How Time Determines Muscle Efficiency and Response
This article was originally published in the Northwestern University Feinberg School of Medicine News Center.
Northwestern Medicine scientists have discovered circadian clocks in muscle tissue that control the muscle’s metabolic response and energy efficiency depending on the time of day. The finding sheds light on the time-of-day differences in muscle’s ability to adapt to exercise and use oxygen for energy.
All cells in the body, including those in muscle, contain a clock that regulates how cells adapt to changes in the environment and activity across the 24-hour day. Muscle cells are more efficient during normal waking hours, the study found.
“Oxygen and the internal clock are doing a dance together inside muscle cells to produce energy, and the time of day determines how well that dance is synchronized,” said Joseph Bass, MD, PhD, chief and Charles F. Kettering Professor of Endocrinology in the Department of Medicine. “The capacity for a cell to perform its most important functions, to contract, will vary according to the time of day.”

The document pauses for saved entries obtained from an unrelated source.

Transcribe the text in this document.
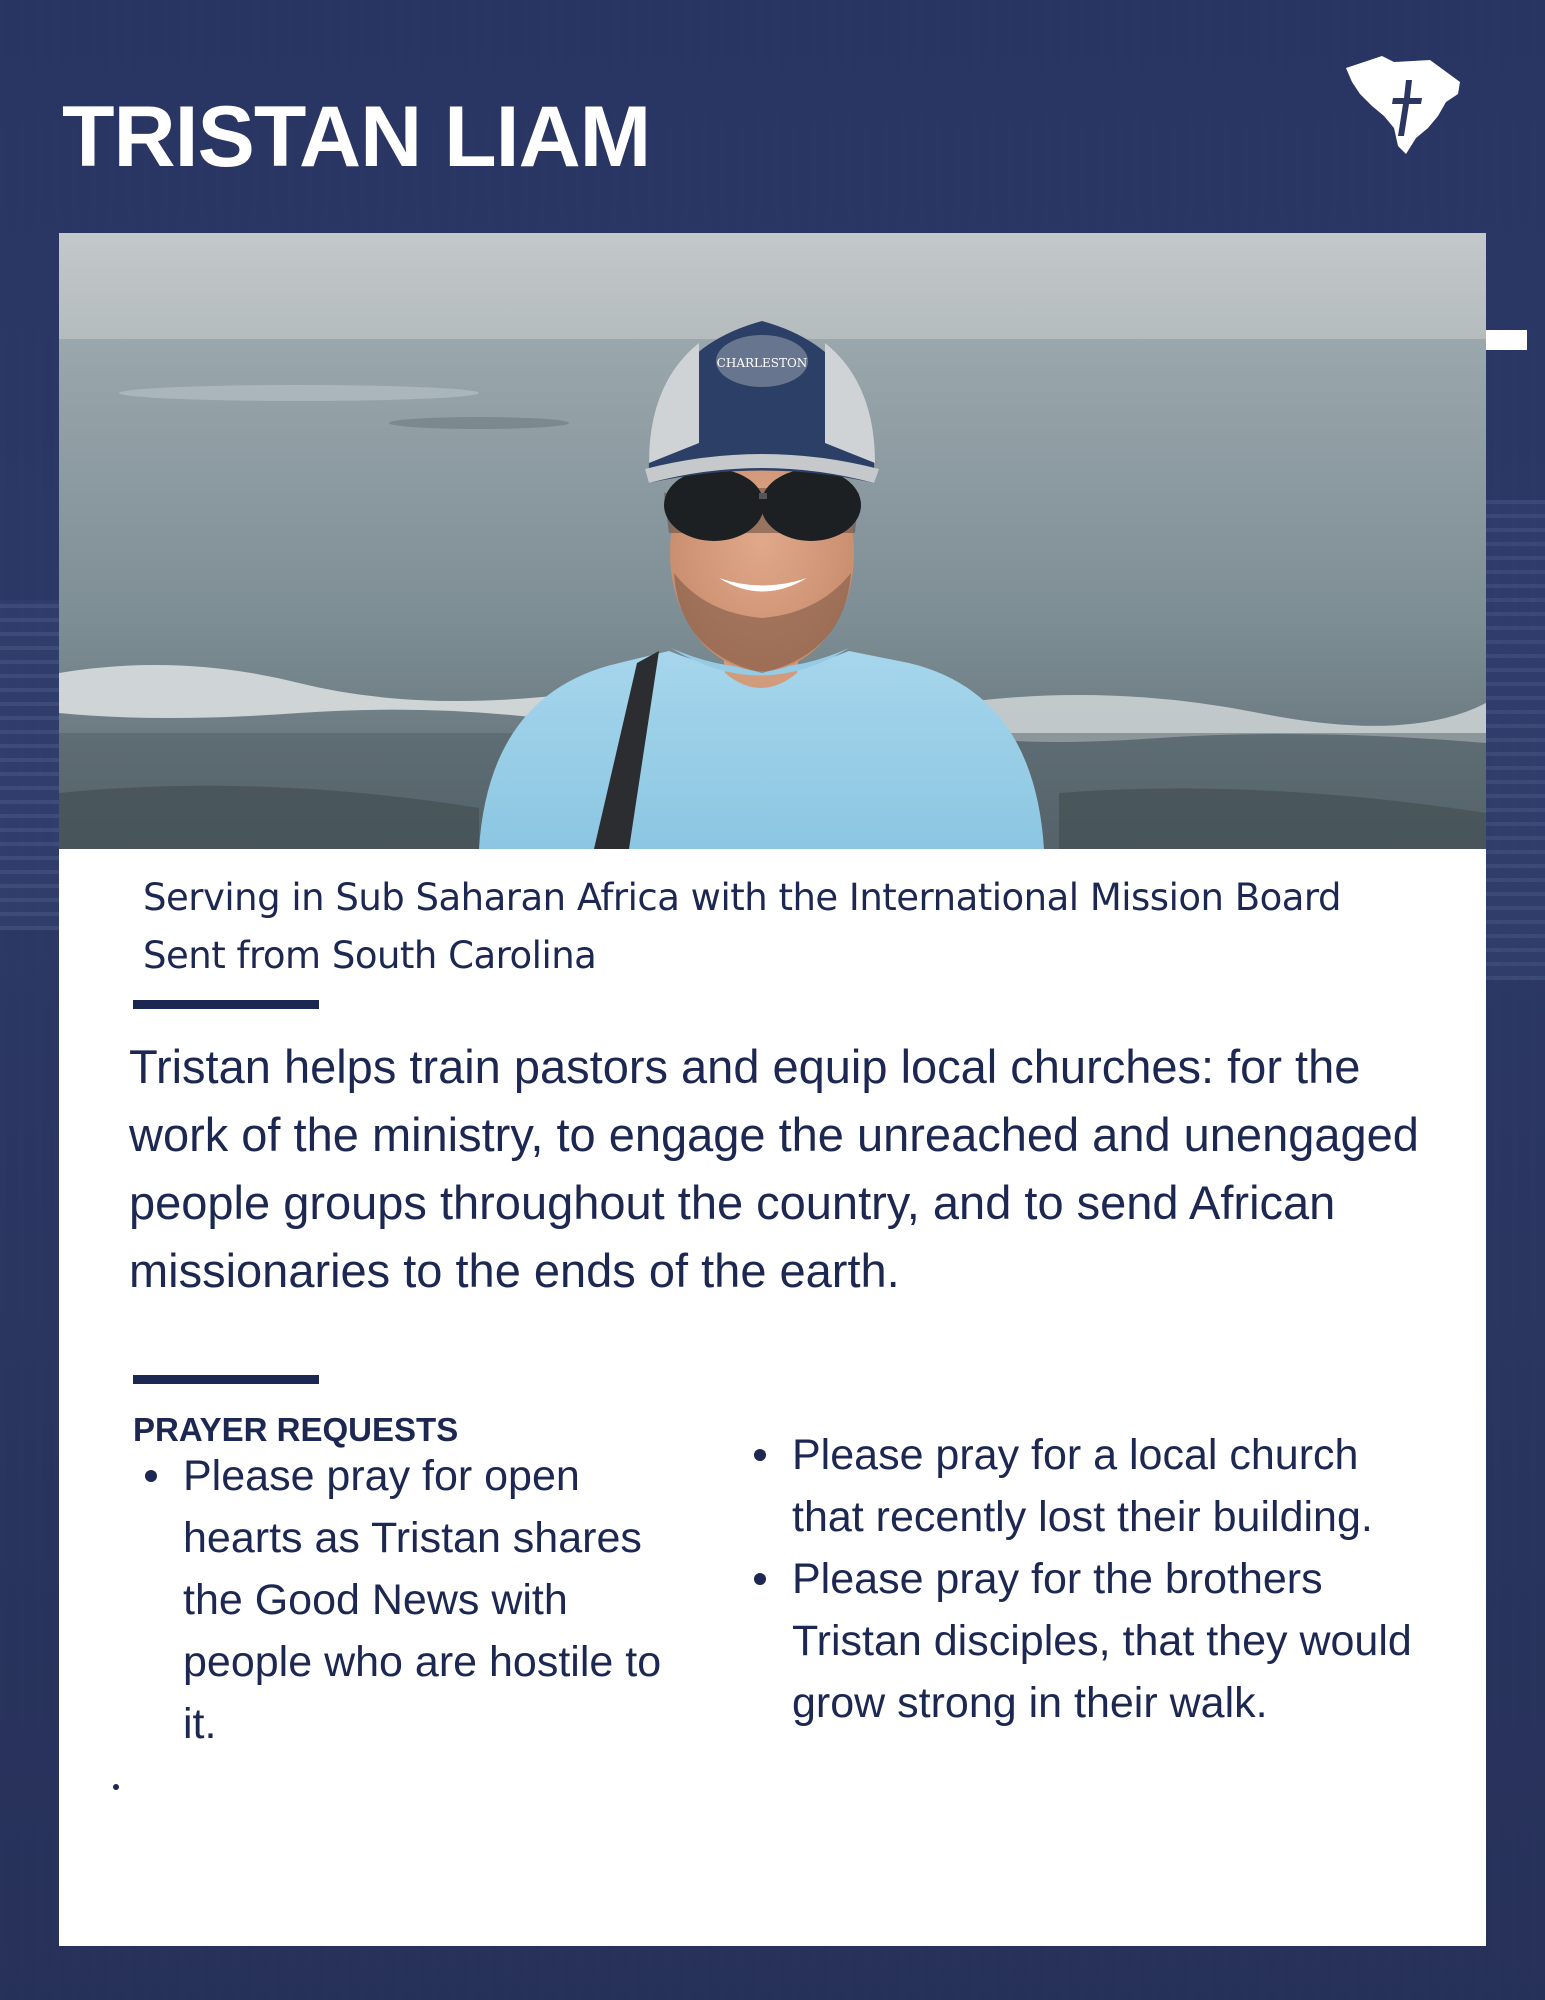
TRISTAN LIAM
CHARLESTON
Serving in Sub Saharan Africa with the International Mission Board
Sent from South Carolina

Tristan helps train pastors and equip local churches: for the work of the ministry, to engage the unreached and unengaged people groups throughout the country, and to send African missionaries to the ends of the earth.

PRAYER REQUESTS
Please pray for open hearts as Tristan shares the Good News with people who are hostile to it.
Please pray for a local church that recently lost their building.
Please pray for the brothers Tristan disciples, that they would grow strong in their walk.
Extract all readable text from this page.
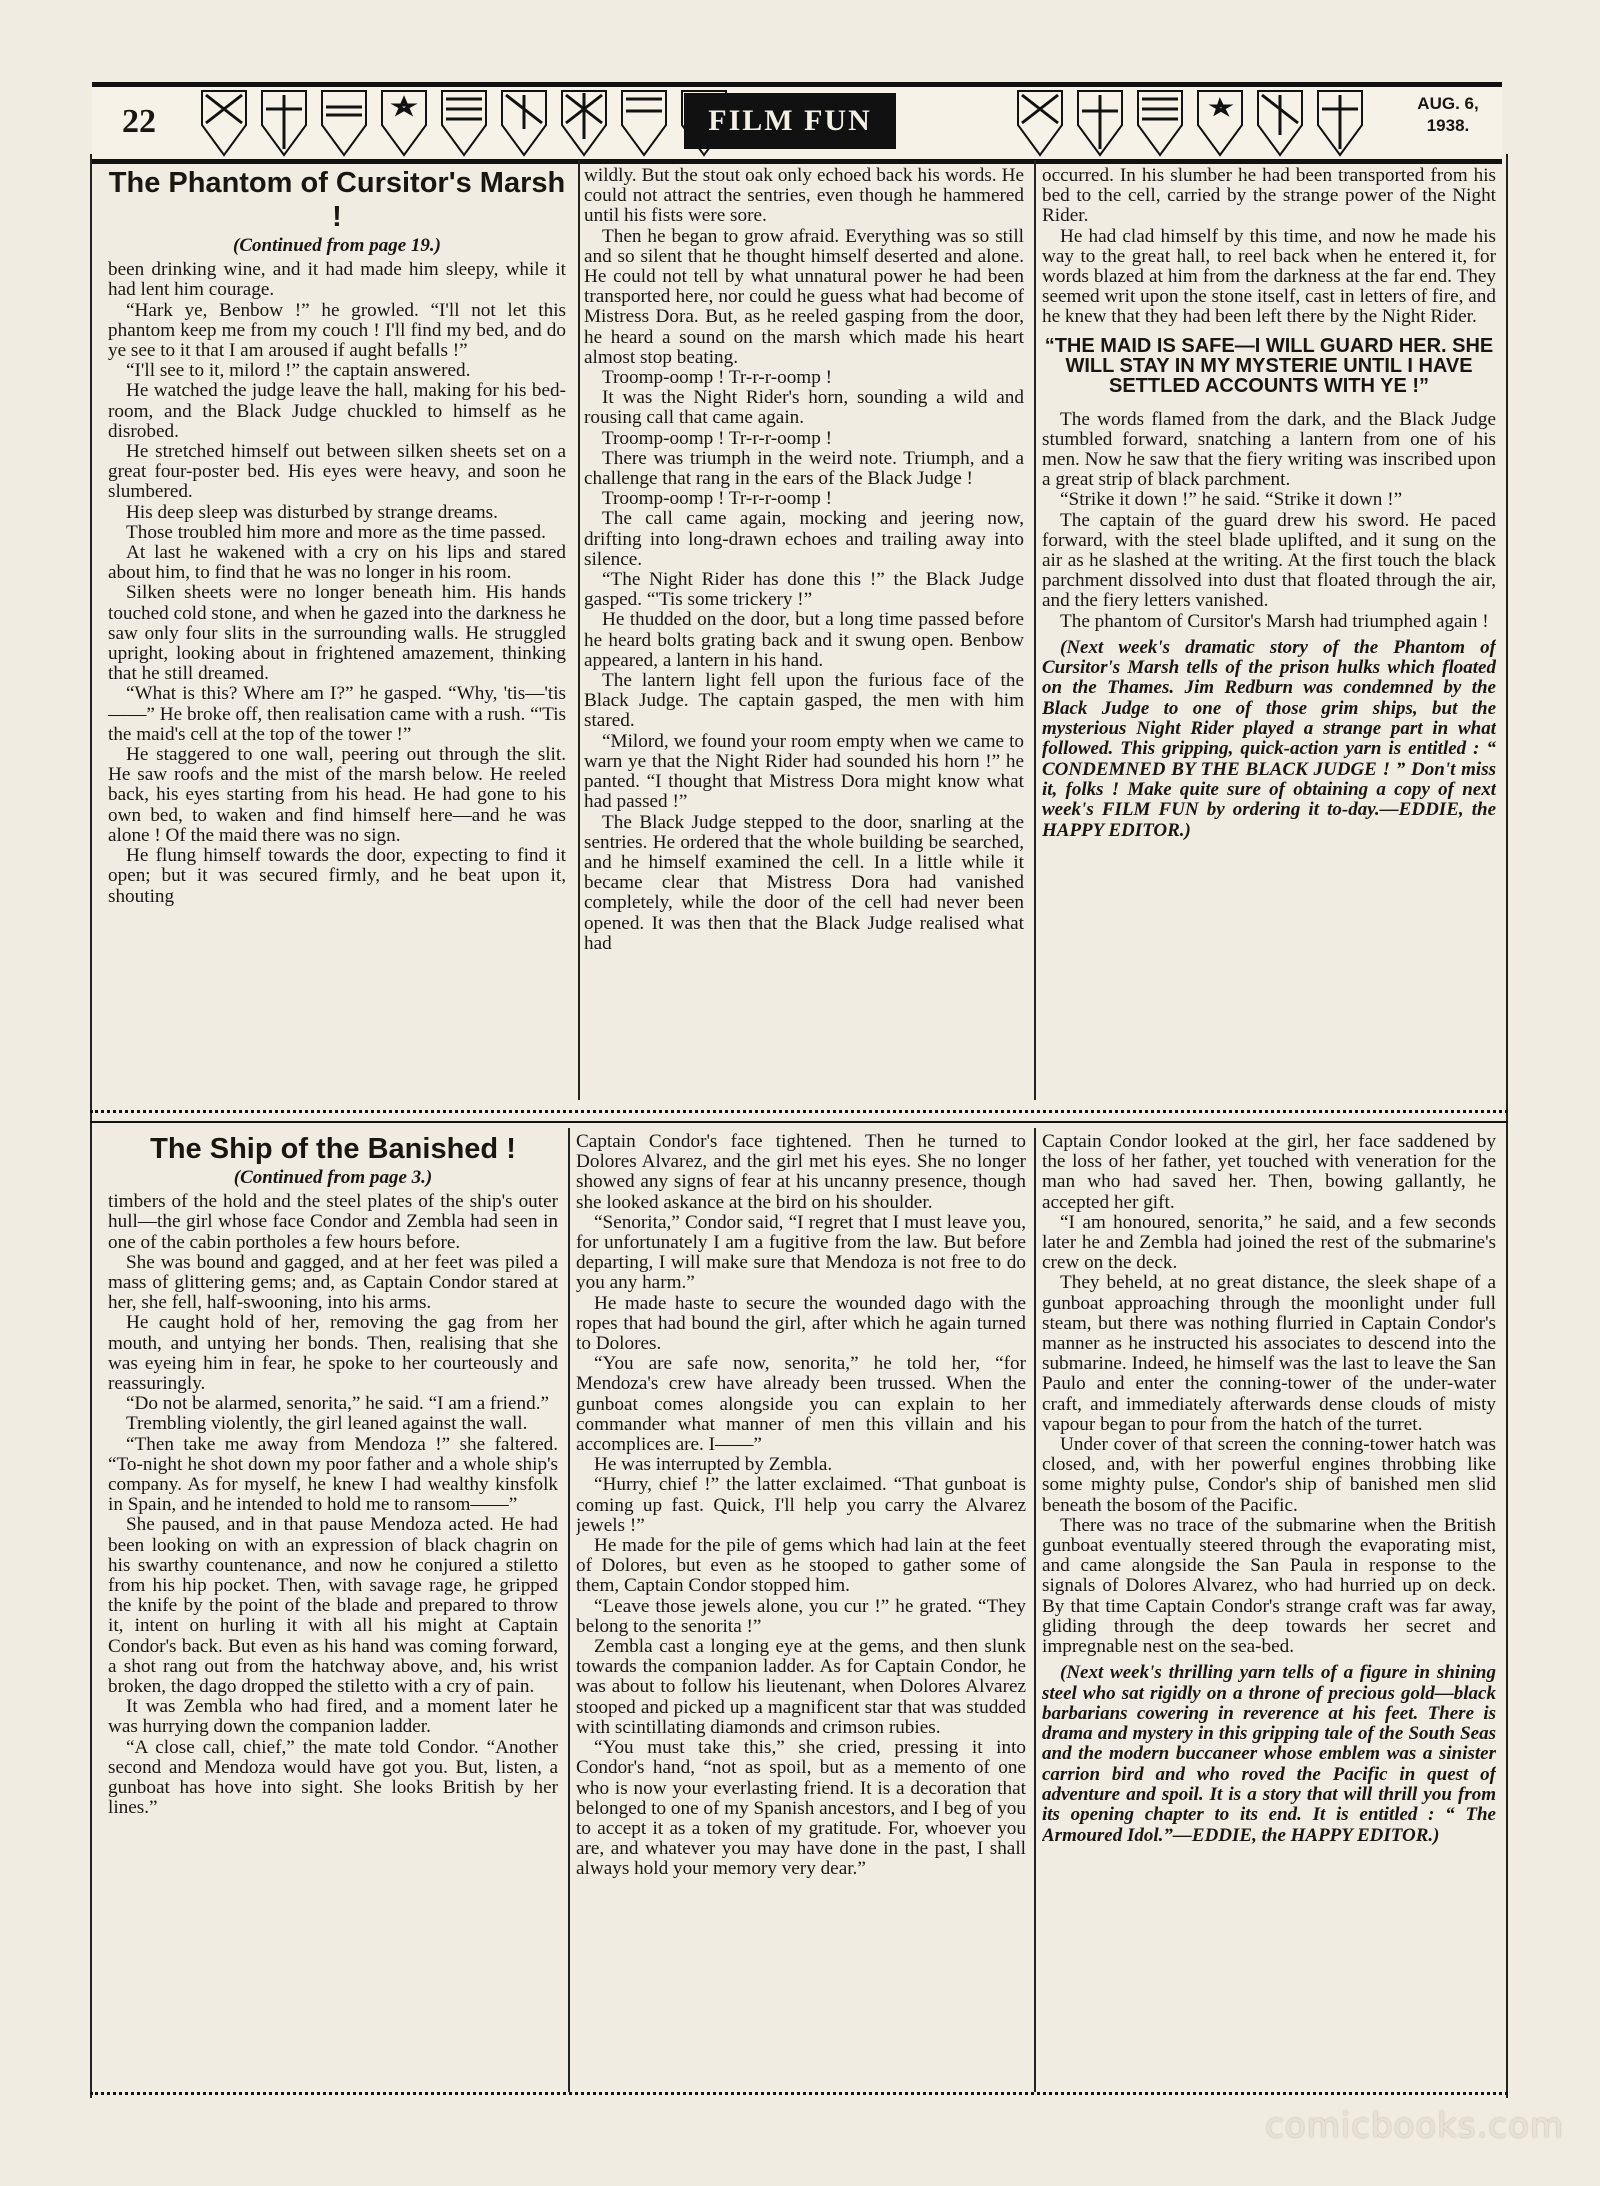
22	FILM FUN
AUG. 6,
1938.
The Phantom of Cursitor's Marsh !
(Continued from page 19.)

been drinking wine, and it had made him sleepy, while it had lent him courage.

“Hark ye, Benbow !” he growled. “I'll not let this phantom keep me from my couch ! I'll find my bed, and do ye see to it that I am aroused if aught befalls !”

“I'll see to it, milord !” the captain answered.

He watched the judge leave the hall, making for his bed-room, and the Black Judge chuckled to himself as he disrobed.

He stretched himself out between silken sheets set on a great four-poster bed. His eyes were heavy, and soon he slumbered.

His deep sleep was disturbed by strange dreams.

Those troubled him more and more as the time passed.

At last he wakened with a cry on his lips and stared about him, to find that he was no longer in his room.

Silken sheets were no longer beneath him. His hands touched cold stone, and when he gazed into the darkness he saw only four slits in the surrounding walls. He struggled upright, looking about in frightened amazement, thinking that he still dreamed.

“What is this? Where am I?” he gasped. “Why, 'tis—'tis——” He broke off, then realisation came with a rush. “'Tis the maid's cell at the top of the tower !”

He staggered to one wall, peering out through the slit. He saw roofs and the mist of the marsh below. He reeled back, his eyes starting from his head. He had gone to his own bed, to waken and find himself here—and he was alone ! Of the maid there was no sign.

He flung himself towards the door, expecting to find it open; but it was secured firmly, and he beat upon it, shouting

wildly. But the stout oak only echoed back his words. He could not attract the sentries, even though he hammered until his fists were sore.

Then he began to grow afraid. Everything was so still and so silent that he thought himself deserted and alone. He could not tell by what unnatural power he had been transported here, nor could he guess what had become of Mistress Dora. But, as he reeled gasping from the door, he heard a sound on the marsh which made his heart almost stop beating.

Troomp-oomp ! Tr-r-r-oomp !

It was the Night Rider's horn, sounding a wild and rousing call that came again.

Troomp-oomp ! Tr-r-r-oomp !

There was triumph in the weird note. Triumph, and a challenge that rang in the ears of the Black Judge !

Troomp-oomp ! Tr-r-r-oomp !

The call came again, mocking and jeering now, drifting into long-drawn echoes and trailing away into silence.

“The Night Rider has done this !” the Black Judge gasped. “'Tis some trickery !”

He thudded on the door, but a long time passed before he heard bolts grating back and it swung open. Benbow appeared, a lantern in his hand.

The lantern light fell upon the furious face of the Black Judge. The captain gasped, the men with him stared.

“Milord, we found your room empty when we came to warn ye that the Night Rider had sounded his horn !” he panted. “I thought that Mistress Dora might know what had passed !”

The Black Judge stepped to the door, snarling at the sentries. He ordered that the whole building be searched, and he himself examined the cell. In a little while it became clear that Mistress Dora had vanished completely, while the door of the cell had never been opened. It was then that the Black Judge realised what had

occurred. In his slumber he had been transported from his bed to the cell, carried by the strange power of the Night Rider.

He had clad himself by this time, and now he made his way to the great hall, to reel back when he entered it, for words blazed at him from the darkness at the far end. They seemed writ upon the stone itself, cast in letters of fire, and he knew that they had been left there by the Night Rider.

“THE MAID IS SAFE—I WILL GUARD HER. SHE WILL STAY IN MY MYSTERIE UNTIL I HAVE SETTLED ACCOUNTS WITH YE !”

The words flamed from the dark, and the Black Judge stumbled forward, snatching a lantern from one of his men. Now he saw that the fiery writing was inscribed upon a great strip of black parchment.

“Strike it down !” he said. “Strike it down !”

The captain of the guard drew his sword. He paced forward, with the steel blade uplifted, and it sung on the air as he slashed at the writing. At the first touch the black parchment dissolved into dust that floated through the air, and the fiery letters vanished.

The phantom of Cursitor's Marsh had triumphed again !

(Next week's dramatic story of the Phantom of Cursitor's Marsh tells of the prison hulks which floated on the Thames. Jim Redburn was condemned by the Black Judge to one of those grim ships, but the mysterious Night Rider played a strange part in what followed. This gripping, quick-action yarn is entitled : “ CONDEMNED BY THE BLACK JUDGE ! ” Don't miss it, folks ! Make quite sure of obtaining a copy of next week's FILM FUN by ordering it to-day.—EDDIE, the HAPPY EDITOR.)

The Ship of the Banished !
(Continued from page 3.)

timbers of the hold and the steel plates of the ship's outer hull—the girl whose face Condor and Zembla had seen in one of the cabin portholes a few hours before.

She was bound and gagged, and at her feet was piled a mass of glittering gems; and, as Captain Condor stared at her, she fell, half-swooning, into his arms.

He caught hold of her, removing the gag from her mouth, and untying her bonds. Then, realising that she was eyeing him in fear, he spoke to her courteously and reassuringly.

“Do not be alarmed, senorita,” he said. “I am a friend.”

Trembling violently, the girl leaned against the wall.

“Then take me away from Mendoza !” she faltered. “To-night he shot down my poor father and a whole ship's company. As for myself, he knew I had wealthy kinsfolk in Spain, and he intended to hold me to ransom——”

She paused, and in that pause Mendoza acted. He had been looking on with an expression of black chagrin on his swarthy countenance, and now he conjured a stiletto from his hip pocket. Then, with savage rage, he gripped the knife by the point of the blade and prepared to throw it, intent on hurling it with all his might at Captain Condor's back. But even as his hand was coming forward, a shot rang out from the hatchway above, and, his wrist broken, the dago dropped the stiletto with a cry of pain.

It was Zembla who had fired, and a moment later he was hurrying down the companion ladder.

“A close call, chief,” the mate told Condor. “Another second and Mendoza would have got you. But, listen, a gunboat has hove into sight. She looks British by her lines.”

Captain Condor's face tightened. Then he turned to Dolores Alvarez, and the girl met his eyes. She no longer showed any signs of fear at his uncanny presence, though she looked askance at the bird on his shoulder.

“Senorita,” Condor said, “I regret that I must leave you, for unfortunately I am a fugitive from the law. But before departing, I will make sure that Mendoza is not free to do you any harm.”

He made haste to secure the wounded dago with the ropes that had bound the girl, after which he again turned to Dolores.

“You are safe now, senorita,” he told her, “for Mendoza's crew have already been trussed. When the gunboat comes alongside you can explain to her commander what manner of men this villain and his accomplices are. I——”

He was interrupted by Zembla.

“Hurry, chief !” the latter exclaimed. “That gunboat is coming up fast. Quick, I'll help you carry the Alvarez jewels !”

He made for the pile of gems which had lain at the feet of Dolores, but even as he stooped to gather some of them, Captain Condor stopped him.

“Leave those jewels alone, you cur !” he grated. “They belong to the senorita !”

Zembla cast a longing eye at the gems, and then slunk towards the companion ladder. As for Captain Condor, he was about to follow his lieutenant, when Dolores Alvarez stooped and picked up a magnificent star that was studded with scintillating diamonds and crimson rubies.

“You must take this,” she cried, pressing it into Condor's hand, “not as spoil, but as a memento of one who is now your everlasting friend. It is a decoration that belonged to one of my Spanish ancestors, and I beg of you to accept it as a token of my gratitude. For, whoever you are, and whatever you may have done in the past, I shall always hold your memory very dear.”

Captain Condor looked at the girl, her face saddened by the loss of her father, yet touched with veneration for the man who had saved her. Then, bowing gallantly, he accepted her gift.

“I am honoured, senorita,” he said, and a few seconds later he and Zembla had joined the rest of the submarine's crew on the deck.

They beheld, at no great distance, the sleek shape of a gunboat approaching through the moonlight under full steam, but there was nothing flurried in Captain Condor's manner as he instructed his associates to descend into the submarine. Indeed, he himself was the last to leave the San Paulo and enter the conning-tower of the under-water craft, and immediately afterwards dense clouds of misty vapour began to pour from the hatch of the turret.

Under cover of that screen the conning-tower hatch was closed, and, with her powerful engines throbbing like some mighty pulse, Condor's ship of banished men slid beneath the bosom of the Pacific.

There was no trace of the submarine when the British gunboat eventually steered through the evaporating mist, and came alongside the San Paula in response to the signals of Dolores Alvarez, who had hurried up on deck. By that time Captain Condor's strange craft was far away, gliding through the deep towards her secret and impregnable nest on the sea-bed.

(Next week's thrilling yarn tells of a figure in shining steel who sat rigidly on a throne of precious gold—black barbarians cowering in reverence at his feet. There is drama and mystery in this gripping tale of the South Seas and the modern buccaneer whose emblem was a sinister carrion bird and who roved the Pacific in quest of adventure and spoil. It is a story that will thrill you from its opening chapter to its end. It is entitled : “ The Armoured Idol.”—EDDIE, the HAPPY EDITOR.)

comicbooks.com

More research is needed before the finding can be translated into workout advice.
“We’re not saying we can tell athletes when they should work out,” said Bass, who is also a member of the Robert H. Lurie Comprehensive Cancer Center of Northwestern University. “But in the future, perhaps, you may be able to take advantage of these insights to optimize muscle function.”
Clara Bien Peek, PhD, the first author and a research assistant professor of Medicine in the Division of Endocrinology, spearheaded the work on muscle and timing.
New Ways to Control Oxygen Response
“In the future, we may discover new ways to manipulate the oxygen response of the cell by resetting the clock,” Bass said. He noted drugs are available that can manipulate the internal clock in cells.
“If we can optimize muscle function,” he said, “It’s also a critical step in understanding how to impact glucose metabolism in diabetes.”
Diabetes is characterized by a failure of muscle to consume glucose, which in turn controls blood sugar levels. Strengthening the muscle clock may provide a new way to eliminate excess glucose and treat diabetes.
The scientists tested their theories about the internal clock in muscle cells because those cells are particularly dependent on oxygen for contraction and metabolism.
“We wanted to determine the rules that interconnect clocks with the physiological use of oxygen,” Bass said. “We believe that studying muscle can provide us with the rules of how clocks govern response to oxygen, and we would like to test these principles in a variety of conditions.”
The research has implications beyond muscle cells because oxygen response is important in all cells. In particular, the deprivation of oxygen is a key factor in heart attacks and in cancer, in which the depletion of oxygen curiously enables cancer cells to grow.